The Desert by Felicien David.

The Desert by Felicien David.

  We heard last night, with much pleasure, this charming composition, which will no doubt, become a standard favorite with the public.

  There is not that servile attempt at imitation, a close copy of nature which so often renders descriptive music insipid, perhaps ludicrous, or at best produces only the impression of cleverness. We use this word in the English sense. There is a graceful fullness and flow to the composition, and the influences of Nature and the feelings of men are blended in harmonious relation. The originality of this work is refreshing because unsought; it comes from a mind which has been thrown into the reproductive state on this unusual theme in the order of its growth.

  In reading that David visited the East as a St. Simonian, we understand the feelings of hope and sweet content that breathe through all this music. St. Simon was a genius and a man of disinterested soul; he was a poet in the Social Reform style of Epic, for our Homers build their Iliads in the Future rather than the Past. Such a man, if he have not sufficient wisdom to build his palace firm amid realities, has yet sufficient energy of love and understanding of the hidden yearnings of men’s hearts to supply those great hopes which minds of the higher order absolutely require to enable them to enjoy the beautiful and sublime in nature or represent them in art. Such hopes inspired the genius of David as he drank in the influences of the Desert. The voices of the Night with its songs of the nightingale accompaniment, its romantic dances and soft dreams, is the most charming part, but the composition is excellent as a while, true to life and satisfactory to sentiment.
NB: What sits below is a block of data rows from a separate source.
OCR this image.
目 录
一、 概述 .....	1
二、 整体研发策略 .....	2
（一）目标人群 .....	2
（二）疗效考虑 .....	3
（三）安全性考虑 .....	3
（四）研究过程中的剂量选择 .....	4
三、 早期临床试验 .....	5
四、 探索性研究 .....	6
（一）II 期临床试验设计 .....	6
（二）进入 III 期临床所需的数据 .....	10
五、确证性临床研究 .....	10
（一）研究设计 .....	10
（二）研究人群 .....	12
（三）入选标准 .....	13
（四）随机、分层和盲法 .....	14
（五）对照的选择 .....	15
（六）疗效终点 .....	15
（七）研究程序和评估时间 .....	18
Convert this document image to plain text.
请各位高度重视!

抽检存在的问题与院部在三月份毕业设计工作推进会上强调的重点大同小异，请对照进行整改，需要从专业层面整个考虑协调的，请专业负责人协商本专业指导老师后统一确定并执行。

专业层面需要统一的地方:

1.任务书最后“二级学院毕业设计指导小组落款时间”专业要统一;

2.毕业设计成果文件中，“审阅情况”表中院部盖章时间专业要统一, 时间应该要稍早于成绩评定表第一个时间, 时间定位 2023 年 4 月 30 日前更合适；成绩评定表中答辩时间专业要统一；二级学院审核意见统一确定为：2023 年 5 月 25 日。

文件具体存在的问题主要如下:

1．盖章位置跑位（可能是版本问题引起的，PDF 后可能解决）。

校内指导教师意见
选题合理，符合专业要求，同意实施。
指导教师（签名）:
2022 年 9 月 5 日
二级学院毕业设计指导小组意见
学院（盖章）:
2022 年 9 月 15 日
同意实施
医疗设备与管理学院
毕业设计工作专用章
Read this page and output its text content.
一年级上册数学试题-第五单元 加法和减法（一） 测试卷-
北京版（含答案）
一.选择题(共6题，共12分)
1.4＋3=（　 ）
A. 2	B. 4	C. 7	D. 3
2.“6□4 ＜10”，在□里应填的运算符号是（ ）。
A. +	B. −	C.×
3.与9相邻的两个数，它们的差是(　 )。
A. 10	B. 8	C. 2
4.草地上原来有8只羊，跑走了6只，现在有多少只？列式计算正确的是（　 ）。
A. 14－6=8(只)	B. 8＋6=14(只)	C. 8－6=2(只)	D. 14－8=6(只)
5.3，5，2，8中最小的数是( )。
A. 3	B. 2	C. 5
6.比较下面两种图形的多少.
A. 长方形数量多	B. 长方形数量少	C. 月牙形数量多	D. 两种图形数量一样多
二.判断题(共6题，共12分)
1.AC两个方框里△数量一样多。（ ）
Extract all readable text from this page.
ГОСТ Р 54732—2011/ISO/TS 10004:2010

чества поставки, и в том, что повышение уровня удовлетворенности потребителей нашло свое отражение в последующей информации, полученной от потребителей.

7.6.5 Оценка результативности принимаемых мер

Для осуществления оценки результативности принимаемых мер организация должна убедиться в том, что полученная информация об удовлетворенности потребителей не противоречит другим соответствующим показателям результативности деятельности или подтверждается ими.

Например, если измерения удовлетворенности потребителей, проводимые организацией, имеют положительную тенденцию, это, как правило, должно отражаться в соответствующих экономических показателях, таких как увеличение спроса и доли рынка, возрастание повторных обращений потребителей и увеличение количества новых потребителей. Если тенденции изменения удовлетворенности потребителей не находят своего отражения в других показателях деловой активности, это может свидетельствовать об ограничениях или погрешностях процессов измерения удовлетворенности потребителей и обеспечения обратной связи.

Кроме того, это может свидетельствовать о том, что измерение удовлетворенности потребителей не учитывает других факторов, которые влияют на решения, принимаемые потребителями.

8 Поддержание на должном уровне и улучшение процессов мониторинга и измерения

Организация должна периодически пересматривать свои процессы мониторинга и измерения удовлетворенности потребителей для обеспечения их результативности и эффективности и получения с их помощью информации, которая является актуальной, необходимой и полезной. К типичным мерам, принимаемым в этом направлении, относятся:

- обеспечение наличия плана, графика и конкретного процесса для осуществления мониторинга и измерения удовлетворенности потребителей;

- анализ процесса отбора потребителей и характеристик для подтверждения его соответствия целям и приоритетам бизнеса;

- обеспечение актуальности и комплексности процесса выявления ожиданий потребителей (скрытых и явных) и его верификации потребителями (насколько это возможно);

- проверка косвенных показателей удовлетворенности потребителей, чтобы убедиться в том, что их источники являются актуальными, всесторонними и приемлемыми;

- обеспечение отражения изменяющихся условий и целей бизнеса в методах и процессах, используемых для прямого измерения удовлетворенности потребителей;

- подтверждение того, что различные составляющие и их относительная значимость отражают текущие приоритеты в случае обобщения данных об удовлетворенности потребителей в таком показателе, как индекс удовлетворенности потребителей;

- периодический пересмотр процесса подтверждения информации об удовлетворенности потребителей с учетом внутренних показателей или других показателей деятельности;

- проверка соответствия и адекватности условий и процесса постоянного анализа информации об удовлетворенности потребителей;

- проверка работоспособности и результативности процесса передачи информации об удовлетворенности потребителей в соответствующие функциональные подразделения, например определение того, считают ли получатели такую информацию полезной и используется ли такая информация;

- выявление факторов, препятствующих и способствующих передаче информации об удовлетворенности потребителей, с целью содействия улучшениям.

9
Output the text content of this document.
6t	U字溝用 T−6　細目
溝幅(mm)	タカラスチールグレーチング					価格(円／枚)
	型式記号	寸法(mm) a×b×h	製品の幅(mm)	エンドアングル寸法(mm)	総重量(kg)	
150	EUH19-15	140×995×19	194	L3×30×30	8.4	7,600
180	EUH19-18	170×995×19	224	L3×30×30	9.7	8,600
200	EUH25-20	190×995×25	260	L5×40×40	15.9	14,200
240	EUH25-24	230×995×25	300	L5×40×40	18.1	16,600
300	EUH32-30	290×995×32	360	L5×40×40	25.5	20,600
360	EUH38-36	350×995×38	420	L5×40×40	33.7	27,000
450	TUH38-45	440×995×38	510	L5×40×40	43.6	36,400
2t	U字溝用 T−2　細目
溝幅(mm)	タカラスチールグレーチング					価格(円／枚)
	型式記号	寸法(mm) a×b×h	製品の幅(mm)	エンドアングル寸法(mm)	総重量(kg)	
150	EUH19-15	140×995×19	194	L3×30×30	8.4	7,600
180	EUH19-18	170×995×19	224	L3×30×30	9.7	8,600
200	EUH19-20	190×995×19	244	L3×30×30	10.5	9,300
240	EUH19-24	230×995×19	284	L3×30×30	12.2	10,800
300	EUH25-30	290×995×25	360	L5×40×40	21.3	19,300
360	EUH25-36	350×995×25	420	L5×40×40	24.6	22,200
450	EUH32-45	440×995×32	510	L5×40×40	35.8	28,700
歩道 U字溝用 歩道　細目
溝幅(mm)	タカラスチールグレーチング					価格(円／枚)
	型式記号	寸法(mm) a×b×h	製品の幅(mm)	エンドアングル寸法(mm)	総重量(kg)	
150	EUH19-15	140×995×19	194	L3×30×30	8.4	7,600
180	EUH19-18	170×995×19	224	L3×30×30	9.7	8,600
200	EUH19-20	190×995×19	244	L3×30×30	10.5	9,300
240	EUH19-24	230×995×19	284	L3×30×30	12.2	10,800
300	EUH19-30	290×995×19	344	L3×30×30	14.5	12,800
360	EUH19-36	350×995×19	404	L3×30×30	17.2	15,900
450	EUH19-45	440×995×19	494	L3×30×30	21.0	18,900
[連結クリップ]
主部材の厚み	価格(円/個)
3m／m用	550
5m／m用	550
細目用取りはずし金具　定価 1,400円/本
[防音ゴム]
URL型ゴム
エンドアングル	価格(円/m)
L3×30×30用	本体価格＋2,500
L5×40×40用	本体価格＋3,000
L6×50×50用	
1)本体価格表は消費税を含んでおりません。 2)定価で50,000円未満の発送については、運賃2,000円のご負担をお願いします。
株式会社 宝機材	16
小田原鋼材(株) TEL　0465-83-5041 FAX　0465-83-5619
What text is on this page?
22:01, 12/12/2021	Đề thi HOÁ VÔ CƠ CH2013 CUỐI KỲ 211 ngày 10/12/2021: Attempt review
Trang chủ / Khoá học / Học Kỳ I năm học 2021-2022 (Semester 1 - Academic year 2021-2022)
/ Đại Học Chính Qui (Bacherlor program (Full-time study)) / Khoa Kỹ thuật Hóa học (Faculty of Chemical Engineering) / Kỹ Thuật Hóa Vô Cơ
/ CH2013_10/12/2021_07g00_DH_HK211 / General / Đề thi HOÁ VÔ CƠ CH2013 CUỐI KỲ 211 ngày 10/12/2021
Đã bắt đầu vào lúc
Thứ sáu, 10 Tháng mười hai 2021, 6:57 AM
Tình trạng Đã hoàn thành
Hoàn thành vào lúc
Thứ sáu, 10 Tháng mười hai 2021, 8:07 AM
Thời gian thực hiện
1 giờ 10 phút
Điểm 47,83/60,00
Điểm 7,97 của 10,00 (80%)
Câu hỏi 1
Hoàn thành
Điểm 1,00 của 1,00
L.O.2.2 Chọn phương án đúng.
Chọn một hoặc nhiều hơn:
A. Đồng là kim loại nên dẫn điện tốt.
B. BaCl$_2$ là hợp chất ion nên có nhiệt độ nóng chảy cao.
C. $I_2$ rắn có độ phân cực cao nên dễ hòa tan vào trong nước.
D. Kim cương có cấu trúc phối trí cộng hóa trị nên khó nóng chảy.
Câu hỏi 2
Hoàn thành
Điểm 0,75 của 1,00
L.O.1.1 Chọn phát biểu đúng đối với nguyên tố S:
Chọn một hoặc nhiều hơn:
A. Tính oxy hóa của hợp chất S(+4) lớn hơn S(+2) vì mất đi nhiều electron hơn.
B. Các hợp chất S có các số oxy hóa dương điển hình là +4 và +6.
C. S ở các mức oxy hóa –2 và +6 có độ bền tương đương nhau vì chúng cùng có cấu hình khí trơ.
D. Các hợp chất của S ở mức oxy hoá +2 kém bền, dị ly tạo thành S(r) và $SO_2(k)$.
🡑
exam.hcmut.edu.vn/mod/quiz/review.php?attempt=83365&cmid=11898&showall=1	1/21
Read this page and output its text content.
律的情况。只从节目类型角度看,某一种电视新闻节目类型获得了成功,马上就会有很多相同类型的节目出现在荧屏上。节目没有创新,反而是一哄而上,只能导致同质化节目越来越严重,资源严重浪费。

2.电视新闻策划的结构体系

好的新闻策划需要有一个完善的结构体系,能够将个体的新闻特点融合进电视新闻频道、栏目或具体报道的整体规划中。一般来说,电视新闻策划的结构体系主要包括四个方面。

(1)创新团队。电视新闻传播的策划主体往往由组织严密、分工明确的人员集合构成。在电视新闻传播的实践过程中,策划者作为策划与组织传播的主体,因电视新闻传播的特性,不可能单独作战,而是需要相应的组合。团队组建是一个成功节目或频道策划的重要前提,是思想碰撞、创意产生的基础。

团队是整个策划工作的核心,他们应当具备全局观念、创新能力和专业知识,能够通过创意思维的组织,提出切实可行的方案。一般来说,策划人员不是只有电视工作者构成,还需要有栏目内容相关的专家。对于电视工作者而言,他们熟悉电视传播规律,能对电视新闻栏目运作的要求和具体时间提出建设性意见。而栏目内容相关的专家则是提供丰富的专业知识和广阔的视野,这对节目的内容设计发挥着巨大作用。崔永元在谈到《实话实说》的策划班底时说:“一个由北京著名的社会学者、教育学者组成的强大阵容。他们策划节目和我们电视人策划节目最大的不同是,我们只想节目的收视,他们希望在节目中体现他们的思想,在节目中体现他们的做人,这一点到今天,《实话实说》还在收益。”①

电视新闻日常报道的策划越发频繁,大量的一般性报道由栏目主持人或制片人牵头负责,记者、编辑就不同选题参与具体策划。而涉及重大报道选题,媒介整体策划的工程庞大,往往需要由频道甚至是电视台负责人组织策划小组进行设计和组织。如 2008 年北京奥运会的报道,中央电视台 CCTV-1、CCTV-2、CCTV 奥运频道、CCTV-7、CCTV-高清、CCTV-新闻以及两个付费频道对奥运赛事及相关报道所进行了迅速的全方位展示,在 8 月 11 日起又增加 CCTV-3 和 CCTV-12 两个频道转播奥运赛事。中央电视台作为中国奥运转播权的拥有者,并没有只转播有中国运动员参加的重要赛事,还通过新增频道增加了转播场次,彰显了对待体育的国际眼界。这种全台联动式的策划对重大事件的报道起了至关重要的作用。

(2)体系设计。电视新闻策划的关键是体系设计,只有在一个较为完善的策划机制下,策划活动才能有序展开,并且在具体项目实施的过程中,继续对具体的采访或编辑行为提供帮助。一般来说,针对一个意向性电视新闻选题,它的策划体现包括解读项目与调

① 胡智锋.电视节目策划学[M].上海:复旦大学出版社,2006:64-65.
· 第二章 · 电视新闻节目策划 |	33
  This morning we read in the Courier des Etats Unis that a new work by this composer, “Moses on Mount Sinai” had failed of success on its first appearance because the public were determined to think that it could not be so good as the Desert, and refused to be drawn into any feeling of enthusiasm that might bring a rival to their first love. However, it is obvious that the theme of Moses requires a different kind of excellence from that which we admire in the Desert.*

“The Desert by Felicien David,” New-York Tribune, 20 May 1846, p. 2.